君はまだ、本当の自分を知らない

 これは僕が初めて緋依と会った日のことだ。

 その時間の電車は、僕がいつも乗っているものだった。朝のホームは、通勤と通学の人で溢れている。

 僕は、三番目の柱の前。階段に一番近い、いつもの位置に立つ。

 決まった時間。決まった場所。

 この一年、ほとんど同じ朝を繰り返してきた。

 イヤホンから流れる音楽も、だいたい同じ。プレイリストの一曲目が終わるころ、電車が滑り込んでくる。

 生活は単調だ。でも、それでいいと思っていた。

 電光掲示板をちらりと確認してから、イヤホンを外す。電車が滑り込んできた。扉が開くと同時に、人が流れ込む。

 僕は三両目の前寄りのドアから乗った。空いていれば、右側の吊り革の下。そこが僕の定位置だ。

 その日も、自然とその場所に立った。

 その時、ふと、前に立っている女性と目が合う。

 社会人だろうか。落ち着いた服装。淡い色のブラウスに、黒のスカート。派手じゃないのに、なぜか視線を引かれる。
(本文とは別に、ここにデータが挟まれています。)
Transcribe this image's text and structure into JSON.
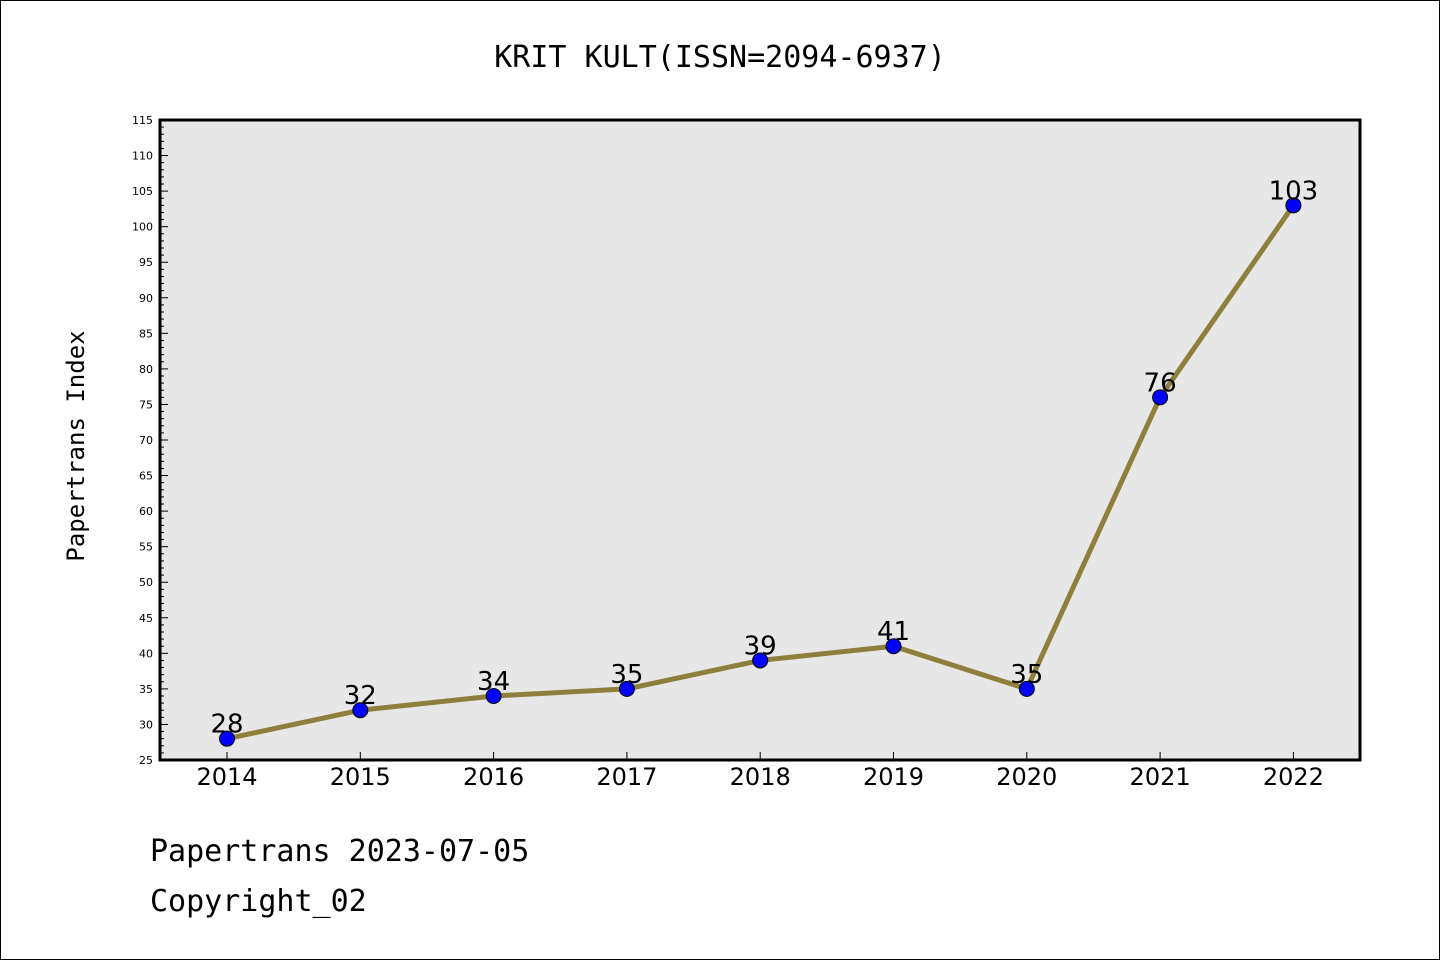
{
  "chart_data": {
    "type": "line",
    "title": "KRIT KULT(ISSN=2094-6937)",
    "xlabel": "",
    "ylabel": "Papertrans Index",
    "categories": [
      "2014",
      "2015",
      "2016",
      "2017",
      "2018",
      "2019",
      "2020",
      "2021",
      "2022"
    ],
    "series": [
      {
        "values": [
          28,
          32,
          34,
          35,
          39,
          41,
          35,
          76,
          103
        ]
      }
    ],
    "ylim": [
      25,
      115
    ],
    "y_ticks": [
      25,
      30,
      35,
      40,
      45,
      50,
      55,
      60,
      65,
      70,
      75,
      80,
      85,
      90,
      95,
      100,
      105,
      110,
      115
    ],
    "grid": false,
    "legend": "none",
    "colors": {
      "line": "#8f7f3c",
      "marker": "#0000ff",
      "plot_background": "#e7e7e7"
    }
  },
  "footer": {
    "date_line": "Papertrans 2023-07-05",
    "copyright_line": "Copyright_02"
  }
}
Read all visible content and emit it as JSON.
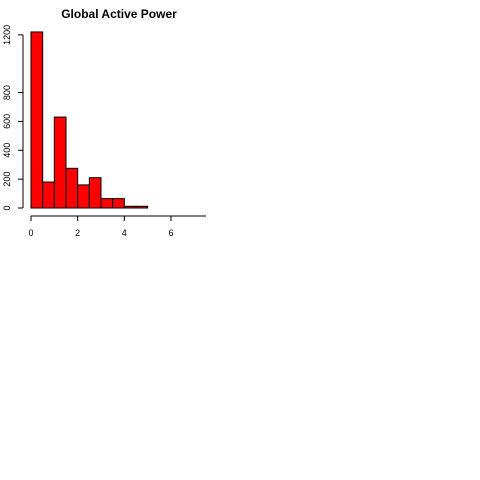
{
  "chart_data": {
    "type": "bar",
    "title": "Global Active Power",
    "xlabel": "",
    "ylabel": "",
    "bins": [
      {
        "x0": 0.0,
        "x1": 0.5,
        "count": 1220
      },
      {
        "x0": 0.5,
        "x1": 1.0,
        "count": 180
      },
      {
        "x0": 1.0,
        "x1": 1.5,
        "count": 630
      },
      {
        "x0": 1.5,
        "x1": 2.0,
        "count": 275
      },
      {
        "x0": 2.0,
        "x1": 2.5,
        "count": 160
      },
      {
        "x0": 2.5,
        "x1": 3.0,
        "count": 210
      },
      {
        "x0": 3.0,
        "x1": 3.5,
        "count": 65
      },
      {
        "x0": 3.5,
        "x1": 4.0,
        "count": 65
      },
      {
        "x0": 4.0,
        "x1": 4.5,
        "count": 12
      },
      {
        "x0": 4.5,
        "x1": 5.0,
        "count": 12
      }
    ],
    "xlim": [
      0,
      7.5
    ],
    "ylim": [
      0,
      1220
    ],
    "x_ticks": [
      0,
      2,
      4,
      6
    ],
    "y_ticks": [
      0,
      200,
      400,
      600,
      800,
      1200
    ],
    "bar_color": "#ff0000",
    "bar_border_color": "#000000",
    "grid": false,
    "legend": "none"
  }
}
 けれど一番印象に残ったのは、目だった。どこか、必死に何かを探しているような目。なぜか、視線を外せなかった。

 電車が揺れる。

 吊り革を掴む指先が、少しだけ白くなっているのが見えた。

「あの……」

 彼女が、先に声をかけてきた。

「突然すみません」

「いえ……」

 僕は少し戸惑いながら答える。

 見覚えはない。ないはずなのに。胸の奥が、妙にざわつく。心臓が一拍だけ、変な跳ね方をした。

「あれ、僕たち……会ったこと、ありましたっけ?」

 気づけば、そう口にしていた。自分でも不思議だった。初対面の人に言う台詞じゃない。

「なんか、すごく懐かしい感じがして」

 彼女の表情が、一瞬だけ崩れた。ほんのわずかに、息を呑む音。それから、ゆっくりと微笑む。

「いいえ」

 少しだけ声が高い。

「初めまして、です」

 その"初めまして"が、妙に丁寧だった。まるで、言い聞かせるみたいに。ああ、やっぱり。僕の勘違いか。
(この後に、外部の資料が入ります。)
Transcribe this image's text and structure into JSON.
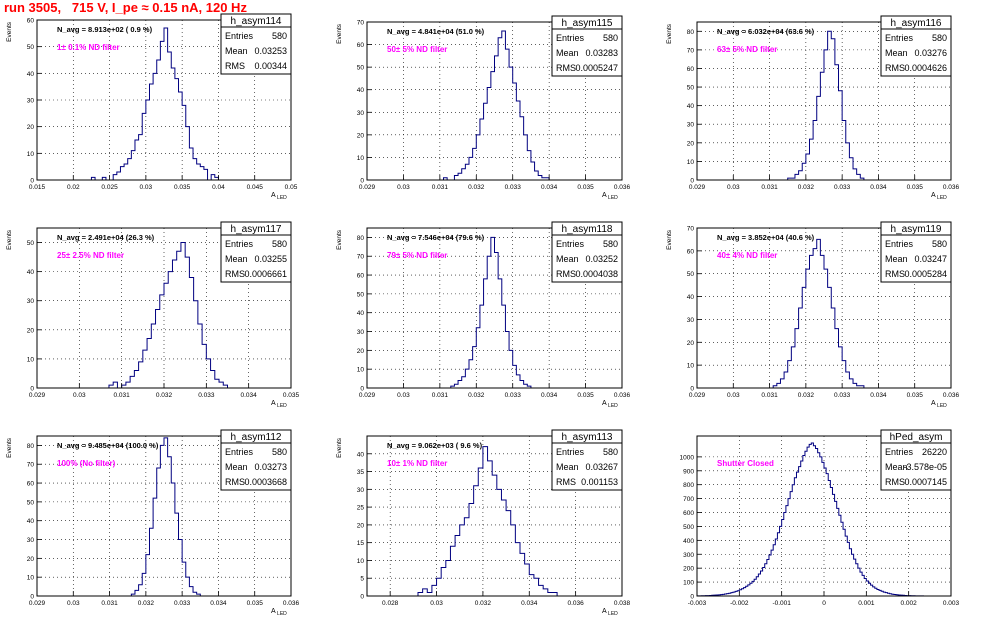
{
  "title": "run 3505,   715 V, I_pe ≈ 0.15 nA, 120 Hz",
  "colors": {
    "title": "#ff0000",
    "histogram": "#000080",
    "annotation": "#ff00ff",
    "grid": "#000000"
  },
  "chart_data": [
    {
      "type": "histogram",
      "name": "h_asym114",
      "stats": {
        "Entries": "580",
        "Mean": "0.03253",
        "RMS": "0.00344"
      },
      "navg": "N_avg = 8.913e+02 ( 0.9 %)",
      "filter": "1± 0.1% ND filter",
      "ylabel": "Events",
      "xlabel": "A_LED",
      "xlim": [
        0.015,
        0.05
      ],
      "ylim": [
        0,
        60
      ],
      "xticks": [
        "0.015",
        "0.02",
        "0.025",
        "0.03",
        "0.035",
        "0.04",
        "0.045",
        "0.05"
      ],
      "yticks": [
        "0",
        "10",
        "20",
        "30",
        "40",
        "50",
        "60"
      ],
      "bins_x0": 0.015,
      "bin_width": 0.0005,
      "counts": [
        0,
        0,
        0,
        0,
        0,
        0,
        0,
        0,
        0,
        0,
        0,
        0,
        0,
        0,
        0,
        1,
        0,
        0,
        1,
        0,
        0,
        2,
        3,
        5,
        6,
        8,
        11,
        15,
        17,
        25,
        30,
        36,
        40,
        45,
        52,
        57,
        48,
        42,
        38,
        33,
        28,
        20,
        12,
        8,
        6,
        5,
        4,
        0,
        2,
        1,
        0,
        0,
        0,
        0,
        0,
        0,
        0,
        0,
        0,
        0,
        0,
        0,
        0,
        0,
        0,
        0,
        0,
        0,
        0,
        0
      ],
      "border_color": "#000000"
    },
    {
      "type": "histogram",
      "name": "h_asym115",
      "stats": {
        "Entries": "580",
        "Mean": "0.03283",
        "RMS": "0.0005247"
      },
      "navg": "N_avg = 4.841e+04 (51.0 %)",
      "filter": "50± 5% ND filter",
      "ylabel": "Events",
      "xlabel": "A_LED",
      "xlim": [
        0.029,
        0.036
      ],
      "ylim": [
        0,
        70
      ],
      "xticks": [
        "0.029",
        "0.03",
        "0.031",
        "0.032",
        "0.033",
        "0.034",
        "0.035",
        "0.036"
      ],
      "yticks": [
        "0",
        "10",
        "20",
        "30",
        "40",
        "50",
        "60",
        "70"
      ],
      "bins_x0": 0.029,
      "bin_width": 0.0001,
      "counts": [
        0,
        0,
        0,
        0,
        0,
        0,
        0,
        0,
        0,
        0,
        0,
        0,
        0,
        0,
        0,
        0,
        0,
        0,
        0,
        0,
        0,
        1,
        0,
        0,
        2,
        3,
        5,
        7,
        10,
        14,
        20,
        27,
        34,
        41,
        48,
        55,
        63,
        66,
        58,
        50,
        43,
        35,
        28,
        20,
        13,
        8,
        4,
        2,
        1,
        1,
        0,
        0,
        0,
        0,
        0,
        0,
        0,
        0,
        0,
        0,
        0,
        0,
        0,
        0,
        0,
        0,
        0,
        0,
        0,
        0
      ],
      "border_color": "#000000"
    },
    {
      "type": "histogram",
      "name": "h_asym116",
      "stats": {
        "Entries": "580",
        "Mean": "0.03276",
        "RMS": "0.0004626"
      },
      "navg": "N_avg = 6.032e+04 (63.6 %)",
      "filter": "63± 5% ND filter",
      "ylabel": "Events",
      "xlabel": "A_LED",
      "xlim": [
        0.029,
        0.036
      ],
      "ylim": [
        0,
        85
      ],
      "xticks": [
        "0.029",
        "0.03",
        "0.031",
        "0.032",
        "0.033",
        "0.034",
        "0.035",
        "0.036"
      ],
      "yticks": [
        "0",
        "10",
        "20",
        "30",
        "40",
        "50",
        "60",
        "70",
        "80"
      ],
      "bins_x0": 0.029,
      "bin_width": 0.0001,
      "counts": [
        0,
        0,
        0,
        0,
        0,
        0,
        0,
        0,
        0,
        0,
        0,
        0,
        0,
        0,
        0,
        0,
        0,
        0,
        0,
        0,
        0,
        0,
        0,
        0,
        0,
        1,
        1,
        3,
        5,
        9,
        14,
        22,
        32,
        45,
        58,
        70,
        80,
        76,
        62,
        48,
        32,
        20,
        12,
        6,
        3,
        1,
        0,
        0,
        0,
        0,
        0,
        0,
        0,
        0,
        0,
        0,
        0,
        0,
        0,
        0,
        0,
        0,
        0,
        0,
        0,
        0,
        0,
        0,
        0,
        0
      ],
      "border_color": "#000000"
    },
    {
      "type": "histogram",
      "name": "h_asym117",
      "stats": {
        "Entries": "580",
        "Mean": "0.03255",
        "RMS": "0.0006661"
      },
      "navg": "N_avg = 2.491e+04 (26.3 %)",
      "filter": "25± 2.5% ND filter",
      "ylabel": "Events",
      "xlabel": "A_LED",
      "xlim": [
        0.029,
        0.035
      ],
      "ylim": [
        0,
        55
      ],
      "xticks": [
        "0.029",
        "0.03",
        "0.031",
        "0.032",
        "0.033",
        "0.034",
        "0.035"
      ],
      "yticks": [
        "0",
        "10",
        "20",
        "30",
        "40",
        "50"
      ],
      "bins_x0": 0.029,
      "bin_width": 0.0001,
      "counts": [
        0,
        0,
        0,
        0,
        0,
        0,
        0,
        0,
        0,
        0,
        0,
        0,
        0,
        0,
        0,
        0,
        0,
        1,
        2,
        0,
        1,
        2,
        4,
        6,
        9,
        13,
        17,
        22,
        27,
        32,
        36,
        40,
        44,
        47,
        50,
        45,
        38,
        30,
        22,
        15,
        10,
        6,
        3,
        2,
        1,
        0,
        0,
        0,
        0,
        0,
        0,
        0,
        0,
        0,
        0,
        0,
        0,
        0,
        0,
        0
      ],
      "border_color": "#000000"
    },
    {
      "type": "histogram",
      "name": "h_asym118",
      "stats": {
        "Entries": "580",
        "Mean": "0.03252",
        "RMS": "0.0004038"
      },
      "navg": "N_avg = 7.546e+04 (79.6 %)",
      "filter": "79± 5% ND filter",
      "ylabel": "Events",
      "xlabel": "A_LED",
      "xlim": [
        0.029,
        0.036
      ],
      "ylim": [
        0,
        85
      ],
      "xticks": [
        "0.029",
        "0.03",
        "0.031",
        "0.032",
        "0.033",
        "0.034",
        "0.035",
        "0.036"
      ],
      "yticks": [
        "0",
        "10",
        "20",
        "30",
        "40",
        "50",
        "60",
        "70",
        "80"
      ],
      "bins_x0": 0.029,
      "bin_width": 0.0001,
      "counts": [
        0,
        0,
        0,
        0,
        0,
        0,
        0,
        0,
        0,
        0,
        0,
        0,
        0,
        0,
        0,
        0,
        0,
        0,
        0,
        0,
        0,
        0,
        0,
        1,
        2,
        4,
        6,
        10,
        15,
        22,
        32,
        44,
        58,
        70,
        80,
        72,
        58,
        44,
        30,
        20,
        12,
        7,
        4,
        2,
        1,
        0,
        0,
        0,
        0,
        0,
        0,
        0,
        0,
        0,
        0,
        0,
        0,
        0,
        0,
        0,
        0,
        0,
        0,
        0,
        0,
        0,
        0,
        0,
        0,
        0
      ],
      "border_color": "#000000"
    },
    {
      "type": "histogram",
      "name": "h_asym119",
      "stats": {
        "Entries": "580",
        "Mean": "0.03247",
        "RMS": "0.0005284"
      },
      "navg": "N_avg = 3.852e+04 (40.6 %)",
      "filter": "40± 4% ND filter",
      "ylabel": "Events",
      "xlabel": "A_LED",
      "xlim": [
        0.029,
        0.036
      ],
      "ylim": [
        0,
        70
      ],
      "xticks": [
        "0.029",
        "0.03",
        "0.031",
        "0.032",
        "0.033",
        "0.034",
        "0.035",
        "0.036"
      ],
      "yticks": [
        "0",
        "10",
        "20",
        "30",
        "40",
        "50",
        "60",
        "70"
      ],
      "bins_x0": 0.029,
      "bin_width": 0.0001,
      "counts": [
        0,
        0,
        0,
        0,
        0,
        0,
        0,
        0,
        0,
        0,
        0,
        0,
        0,
        0,
        0,
        0,
        0,
        0,
        0,
        0,
        0,
        1,
        2,
        4,
        7,
        12,
        18,
        26,
        35,
        44,
        52,
        58,
        61,
        65,
        58,
        52,
        44,
        35,
        26,
        18,
        12,
        7,
        4,
        2,
        1,
        1,
        0,
        0,
        0,
        0,
        0,
        0,
        0,
        0,
        0,
        0,
        0,
        0,
        0,
        0,
        0,
        0,
        0,
        0,
        0,
        0,
        0,
        0,
        0,
        0
      ],
      "border_color": "#000000"
    },
    {
      "type": "histogram",
      "name": "h_asym112",
      "stats": {
        "Entries": "580",
        "Mean": "0.03273",
        "RMS": "0.0003668"
      },
      "navg": "N_avg = 9.485e+04 (100.0 %)",
      "filter": "100% (No filter)",
      "ylabel": "Events",
      "xlabel": "A_LED",
      "xlim": [
        0.029,
        0.036
      ],
      "ylim": [
        0,
        85
      ],
      "xticks": [
        "0.029",
        "0.03",
        "0.031",
        "0.032",
        "0.033",
        "0.034",
        "0.035",
        "0.036"
      ],
      "yticks": [
        "0",
        "10",
        "20",
        "30",
        "40",
        "50",
        "60",
        "70",
        "80"
      ],
      "bins_x0": 0.029,
      "bin_width": 0.0001,
      "counts": [
        0,
        0,
        0,
        0,
        0,
        0,
        0,
        0,
        0,
        0,
        0,
        0,
        0,
        0,
        0,
        0,
        0,
        0,
        0,
        0,
        0,
        0,
        0,
        0,
        0,
        0,
        1,
        3,
        6,
        12,
        22,
        36,
        52,
        68,
        80,
        84,
        74,
        60,
        44,
        30,
        18,
        10,
        5,
        2,
        1,
        0,
        0,
        0,
        0,
        0,
        0,
        0,
        0,
        0,
        0,
        0,
        0,
        0,
        0,
        0,
        0,
        0,
        0,
        0,
        0,
        0,
        0,
        0,
        0,
        0
      ],
      "border_color": "#000000"
    },
    {
      "type": "histogram",
      "name": "h_asym113",
      "stats": {
        "Entries": "580",
        "Mean": "0.03267",
        "RMS": "0.001153"
      },
      "navg": "N_avg = 9.062e+03 ( 9.6 %)",
      "filter": "10± 1% ND filter",
      "ylabel": "Events",
      "xlabel": "A_LED",
      "xlim": [
        0.027,
        0.038
      ],
      "ylim": [
        0,
        45
      ],
      "xticks": [
        "",
        "0.028",
        "0.03",
        "0.032",
        "0.034",
        "0.036",
        "0.038"
      ],
      "xtick_values": [
        0.027,
        0.028,
        0.03,
        0.032,
        0.034,
        0.036,
        0.038
      ],
      "yticks": [
        "0",
        "5",
        "10",
        "15",
        "20",
        "25",
        "30",
        "35",
        "40"
      ],
      "bins_x0": 0.027,
      "bin_width": 0.0002,
      "counts": [
        0,
        0,
        0,
        0,
        0,
        0,
        0,
        0,
        0,
        0,
        0,
        1,
        2,
        1,
        3,
        5,
        8,
        10,
        14,
        17,
        20,
        22,
        26,
        31,
        36,
        42,
        38,
        34,
        30,
        27,
        24,
        20,
        15,
        12,
        9,
        6,
        5,
        3,
        2,
        1,
        1,
        0,
        0,
        0,
        0,
        0,
        0,
        0,
        0,
        0,
        0,
        0,
        0,
        0,
        0
      ],
      "border_color": "#000000"
    },
    {
      "type": "histogram",
      "name": "hPed_asym",
      "stats": {
        "Entries": "26220",
        "Mean": "-3.578e-05",
        "RMS": "0.0007145"
      },
      "navg": "",
      "filter": "Shutter Closed",
      "ylabel": "",
      "xlabel": "",
      "xlim": [
        -0.003,
        0.003
      ],
      "ylim": [
        0,
        1150
      ],
      "xticks": [
        "-0.003",
        "-0.002",
        "-0.001",
        "0",
        "0.001",
        "0.002",
        "0.003"
      ],
      "yticks": [
        "0",
        "100",
        "200",
        "300",
        "400",
        "500",
        "600",
        "700",
        "800",
        "900",
        "1000"
      ],
      "bins_x0": -0.003,
      "bin_width": 5e-05,
      "counts": [
        1,
        1,
        2,
        2,
        3,
        3,
        4,
        5,
        6,
        7,
        8,
        10,
        12,
        14,
        17,
        20,
        24,
        28,
        33,
        38,
        45,
        52,
        60,
        70,
        80,
        92,
        105,
        120,
        138,
        158,
        180,
        205,
        232,
        262,
        295,
        330,
        368,
        410,
        455,
        500,
        550,
        600,
        650,
        700,
        750,
        800,
        850,
        890,
        930,
        970,
        1010,
        1040,
        1070,
        1090,
        1100,
        1080,
        1060,
        1030,
        1000,
        960,
        920,
        880,
        830,
        780,
        730,
        680,
        630,
        580,
        530,
        480,
        430,
        385,
        340,
        300,
        265,
        232,
        200,
        172,
        148,
        126,
        108,
        92,
        78,
        66,
        56,
        47,
        40,
        34,
        28,
        24,
        20,
        16,
        13,
        11,
        9,
        7,
        6,
        5,
        4,
        3,
        3,
        2,
        2,
        1,
        1,
        1,
        1,
        0,
        0,
        0,
        0,
        0,
        0,
        0,
        0,
        0
      ],
      "border_color": "#000000"
    }
  ]
}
「そう、なんですね……なんかごめんなさい。変なこと言っちゃって。気にしないでください」

 僕は軽く肩をすくめた。

 すると、彼女は少しだけ視線を落としてから言った。

「……気に、しません」

 その言い方が、なぜか胸に残る。

「もしかしたら、運命かもしれませんね」

 冗談みたいに笑う彼女に、僕もつられて笑った。

「そんなこと、あるんですかね」

 けれど、彼女の目は笑っていなかった。何かをこらえるように、強く瞬きをする。

 その時、電車が揺れる。誰かが彼女の肩にぶつかる。その瞬間、彼女は少し俯いた。

 ……泣いてる?

 一瞬、そう思った。

 でも、次に顔を上げた時には、ちゃんと笑っていた。

「……私、緋依って言います」

 その名前を聞いたとき、なぜか胸の奥が少し痛んだ。

「拓真です」

 名乗ると、彼女はほんのわずかに息を詰めた気がした。僕の名前を、心の中で繰り返しているみたいに、唇がわずかに動く。

「……拓真」

 小さな声だった。電車の音に紛れるほどの。けれど、はっきりと聞こえた。

 初対面のはずなのに、彼女の前だと、なぜか落ち着かない。

 嫌な感じじゃない。ただ、どこか懐かしくて。理由のない安心感があった。電車は次の駅に滑り込む。

 降りる人の波に押されながら、僕はふと思う。

 もし、今ここで別れたら、もう二度と会わない可能性の方が高い。それなのに。

「……あの」

 気づけば、僕の方から声をかけていた。

「また、会えますか」

 自分でも驚くほど自然に出た言葉だった。

 彼女は、ほんの一瞬だけ目を見開く。

 それから、静かに頷いた。

「……はい」

 その返事が、どこか安堵を含んでいるように聞こえたのは、気のせいだろうか。

 電車が止まった。扉が開く。

 僕は、緋依という名前を頭の中で繰り返していた。

 初めて会ったはずなのに、どうしてだろう。

 胸の奥が、少しだけ痛かった。